Typically, doctors tell their patients they can return to contraception devices like IUDs six weeks after giving birth, even though statistically, half of new moms have already started getting busy again before that. However, a new study that was just published on Monday in Obstetrics and Gynecology begs to differ with this advice.
The study focused on women who gave birth via cesareans, and thus could have an IUD implanted during the procedure with minimal complications. The researchers gave IUDs to 112 women who were giving birth at North Carolina Women’s Hospital in Chapel Hill (and, of course, wanted them). The trial randomly chose who would receive one while undergoing their cesarean, and who would receive it six weeks later at their postpartum gynecologist visit.
The findings were pretty interesting. Of the women who had one implanted during their cesareans, 83 percent were still using it six months after giving birth, compared to just 64 percent who had one implanted six weeks postpartum. Moreover, 25 percent of the women who were offered their free IUD at that six-week postpartum doctor's appointment never even showed up.

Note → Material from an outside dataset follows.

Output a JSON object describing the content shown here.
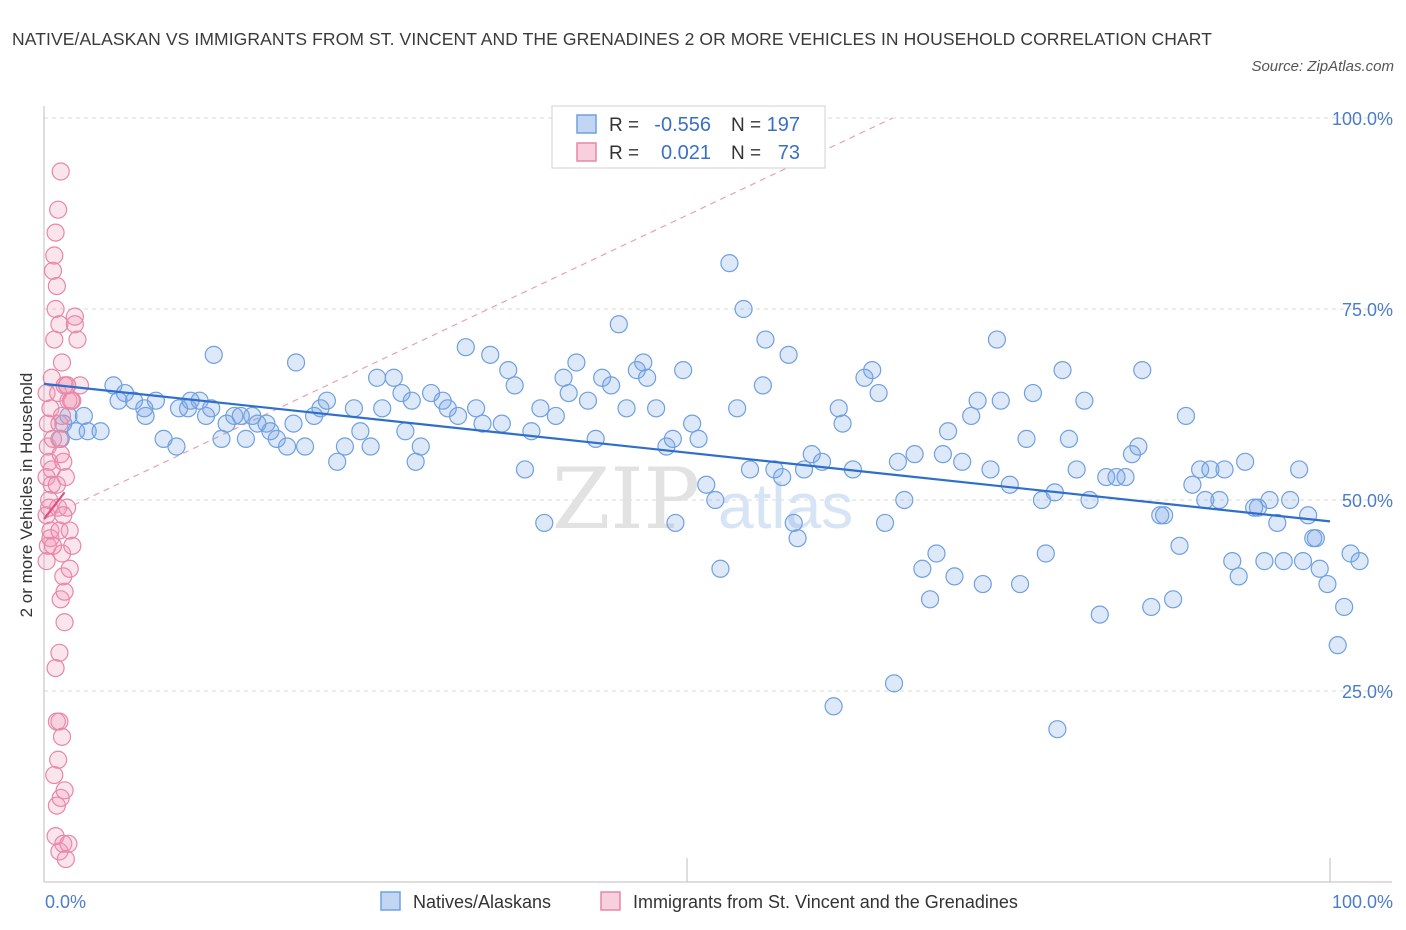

It makes sense when you think about it. You just underwent an uncomfortable, life-altering procedure six weeks previously and now you're being asked to undergo another uncomfortable procedure — this time with an infant in tow. I'd probably dodge my OB-GYN too, or just totally forget I had the appointment with all the not sleeping, breastfeeding and child caring I'd be doing.
You might be wondering, "Well that's all fine and dandy for those lucky C-section moms, but what about the women who go through natural childbirth?" According to The New York Times, those studies were actually done long before this new cesarean-focused one. One recently done on immediate IUD placement after vaginal birth found that it prevented 88 percent of unintended pregnancies in every 1,000 women over a two-year period.
However, that doesn't mean there aren't mishaps. While most studies conclude that immediate insertion of an IUD after vaginal birth is totally safe, women can lose them if they're placed that early. Those who receive them during their cesareans lose them much less frequently — only eight percent reportedly did during this new trial. But again, that's four times more than the women who had one placed six weeks down the line. Still, despite the "mishaps," 20 percent more of the women who had them placed during their cesareans rather than at their six-week doctor's visit still had them six months later.
Sounds like a pretty great option, right? Especially considering how low maintenance IUDs are versus other birth control methods. However, the obstacle now (like always) is private insurance companies refusing to reimburse hospitals for placing the IUD during or just after delivery. Twelve states are amending their Medicaid policies to allow for hospital reimbursement for these procedures though. And now that this study shows it's a safe and effective birth control option, hopefully private insurance companies will realize they have to jump on the bandwagon to satisfy their female members.
Immediate IUD insertion has the potential to significantly lower the number of unintended post-birth pregnancies and subsequent birth complications that often arise because of them. Now that several studies have proven their effectiveness, women should feel great about yelling at their health insurance about it.